The speakers included Eva Zamora, head of unit for animal nutrition and veterinary medicines under DG for Health at the EU Commission, Séverine Deschandelliers, FEFANA president, Dirk Ehle, board member of Animal Health Europe, and Reinder Sijtsma, chair of FEFAC´s premix and mineral feed committee.
The panelists stressed the importance of stimulating innovation in feed additive development through private/public and multidisciplinary partnerships, and the gains implicit from knowledge transfer from other sectors like human health.
The participants also agreed that an efficient legal framework for feed additives enabling an environment where there was less administrative burden, better market protection for feed additive applicants, new recognized functionality of those products in terms of welfare and environmental protection, and regulation that allows companies to communicate the scientifically proven effects of additives to end users would spur greater innovation in that regard.
A second panel discussion, featuring Michael Scannell, deputy director general, DG AGRI, Pekka Pesonen, secretary-general, Copa-Cogeca, Régis Fournier, president of Euroseeds and Asbjørn Børsting, FEFAC president, examined CAP revisions, elements like voluntary coupled support, eco-schemes, and rural development investment programs that could help boost protein production in the EU and reduce the EU dependency on imported protein rich feed materials.
New plant breeding techniques
The experts also emphasized that new technology was key for the EU farming sector to remain competitive as well as sustainable, referencing recent developments related to EU legislative around new genomic techniques (NGTs).
Such plant breeding technology could help accelerate EU protein self-sufficiency and reduce the footprint of feed production as well, they argued, with the speakers urging EU legislators to swiftly introduce a favorable regulatory framework that would allow industry and farmers to use such plant breeding technology, following public consultations and impact assessments.

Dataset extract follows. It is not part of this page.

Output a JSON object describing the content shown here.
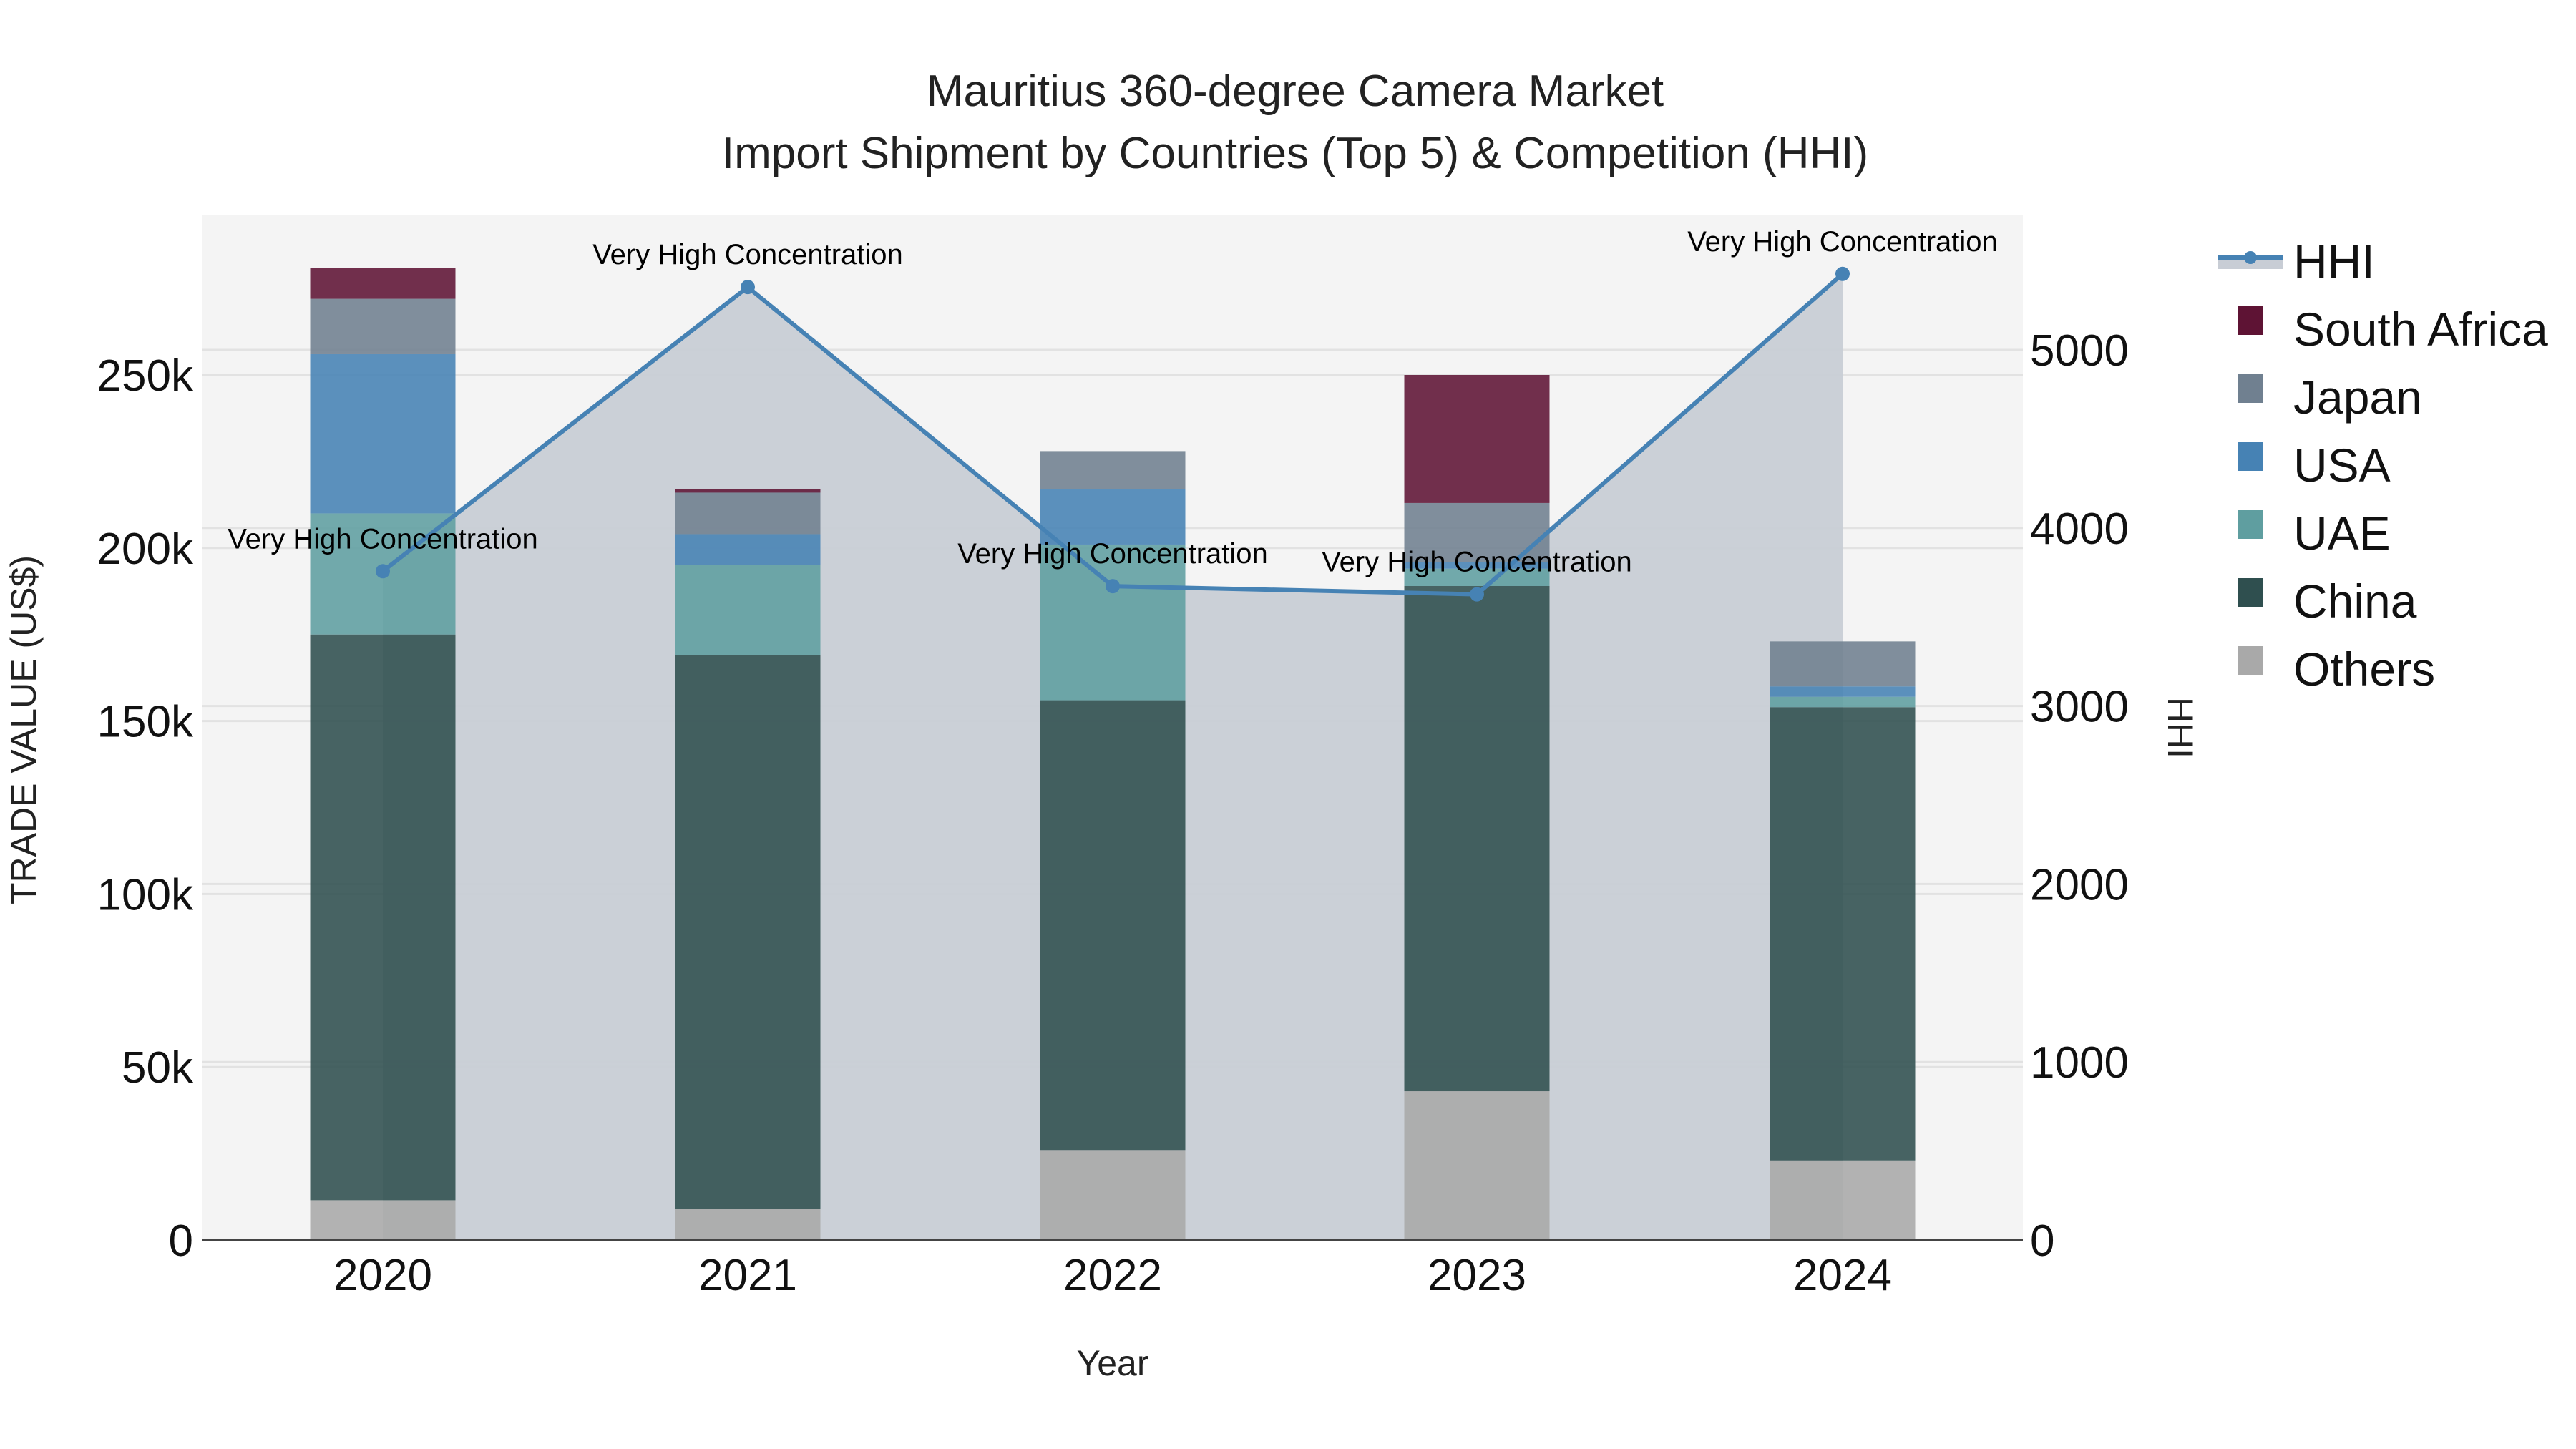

The EU must not isolate itself internationally in this respect given the more favorable environment for innovation leveraging NGTs elsewhere, they stressed.
Sourcing raw materials
The DG AGRI representative emphasized that feed manufacturers would be also well-advised to promote sustainable sourcing practices and traceability of feed materials to meet ever more forceful retailer and consumer demands on those parameters.

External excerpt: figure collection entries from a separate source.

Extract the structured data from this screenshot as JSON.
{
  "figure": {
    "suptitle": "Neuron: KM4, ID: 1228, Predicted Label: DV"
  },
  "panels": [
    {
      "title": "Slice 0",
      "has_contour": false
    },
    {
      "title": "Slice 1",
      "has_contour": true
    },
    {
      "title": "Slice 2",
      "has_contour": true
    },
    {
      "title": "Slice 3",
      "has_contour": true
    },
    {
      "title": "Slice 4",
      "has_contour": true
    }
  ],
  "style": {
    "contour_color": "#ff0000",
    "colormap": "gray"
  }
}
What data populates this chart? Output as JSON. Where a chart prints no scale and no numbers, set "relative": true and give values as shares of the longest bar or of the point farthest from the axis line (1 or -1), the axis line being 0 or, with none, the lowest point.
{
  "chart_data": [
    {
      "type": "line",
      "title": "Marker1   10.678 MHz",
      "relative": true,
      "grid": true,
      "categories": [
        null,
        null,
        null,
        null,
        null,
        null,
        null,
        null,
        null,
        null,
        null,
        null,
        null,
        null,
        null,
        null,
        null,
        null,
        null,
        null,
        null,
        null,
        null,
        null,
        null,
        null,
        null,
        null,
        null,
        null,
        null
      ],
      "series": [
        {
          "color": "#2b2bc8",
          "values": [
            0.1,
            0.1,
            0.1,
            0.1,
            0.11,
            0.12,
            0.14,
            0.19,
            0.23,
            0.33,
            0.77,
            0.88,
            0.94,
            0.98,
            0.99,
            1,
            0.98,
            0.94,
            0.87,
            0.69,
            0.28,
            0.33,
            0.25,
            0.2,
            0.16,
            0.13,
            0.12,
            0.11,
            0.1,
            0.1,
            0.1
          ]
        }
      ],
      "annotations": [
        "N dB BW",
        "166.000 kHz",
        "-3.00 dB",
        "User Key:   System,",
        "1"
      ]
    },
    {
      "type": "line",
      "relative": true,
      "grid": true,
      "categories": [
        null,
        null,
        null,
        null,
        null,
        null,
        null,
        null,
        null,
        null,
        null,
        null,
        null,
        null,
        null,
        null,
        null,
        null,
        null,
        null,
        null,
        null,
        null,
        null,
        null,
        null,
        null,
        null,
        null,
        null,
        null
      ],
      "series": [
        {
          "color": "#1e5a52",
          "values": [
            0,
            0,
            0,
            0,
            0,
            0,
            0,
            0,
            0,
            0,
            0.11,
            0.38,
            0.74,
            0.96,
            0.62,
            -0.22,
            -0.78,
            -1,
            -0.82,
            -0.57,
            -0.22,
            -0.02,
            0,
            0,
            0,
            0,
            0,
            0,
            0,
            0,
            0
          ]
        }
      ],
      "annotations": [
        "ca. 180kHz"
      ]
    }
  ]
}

Scannell noted new EU planned initiatives: the upcoming voluntary Code of Conduct for Responsible Business and Marketing Practices in the food chain and mandatory due diligence measures, with a key focus on deforestation-free supply chains.
Børsting said FEFAC's recently revamped Soy Sourcing Guidelines (SSGs) now include the possibility for verification and certification program to be benchmarked on ‘conversion-free’ soy, and this initiative should help facilitate the transition to a more sustainable supply chain.